Photo by Adam Hughes. After my crash on my first day in Vietnam (you can kind of see the huge dent/chip in my glasses).
They were staring at us so I figured it was okay for me to stare at them too. And they didn't seem to mind when I got my camera out to record their techtronically traditional outfits.
Kind of beautiful, kind of scary: a valley being flooded for a massive hydro-electric dam. To avoid the embarrassment of flooding their provincial capital they just renamed it and assigned the old town's name to some other random small town. Good luck finding the real Lai Chau.
The burning was much more extensive in Laos but we got to see it up closer in Vietnam.
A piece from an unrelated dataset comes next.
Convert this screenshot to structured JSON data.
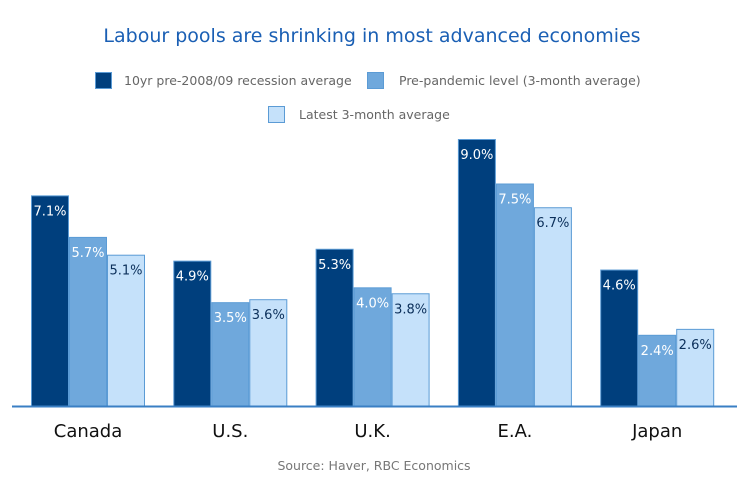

March is apparently the season when for some reason they burn their fields and forests - possibly to clear the land for the next planting - but we weren't sure.
This is kind of the general gist of northwest Vietnam, hills, cleared brownish fields, decent roads without too much traffic.
Amazingly, this is just everyday wear in northwest Vietnam. As we biked through I could notice different tribal groups based on their different (crazily colored) dress.
I love people watching in these countries, especially while having a hot bowl of 'pho' (noodle soup) for breakfast (and lunch and dinner).
The morning market is a fascinating place to watch the social interactions - and traditional dress - among the different ethnic groups of the hill areas in Vietnam.
Sapa, a hill station established by the French in the 1920s, on an apparently rare sunny day. It reminded me of French ski resorts in the Alps or Jura.
Delicious "pho" - noodle soup with chicken, green onions and mint leaves.
Wheeeeeeeeeee! Downhill from Sapa to the border: we're going to Chinaaaaaaa!
I reached 4,000km on the last day in Vietnam! If you're lucky they let you know that the grade is only 10%. Above that they don't bother.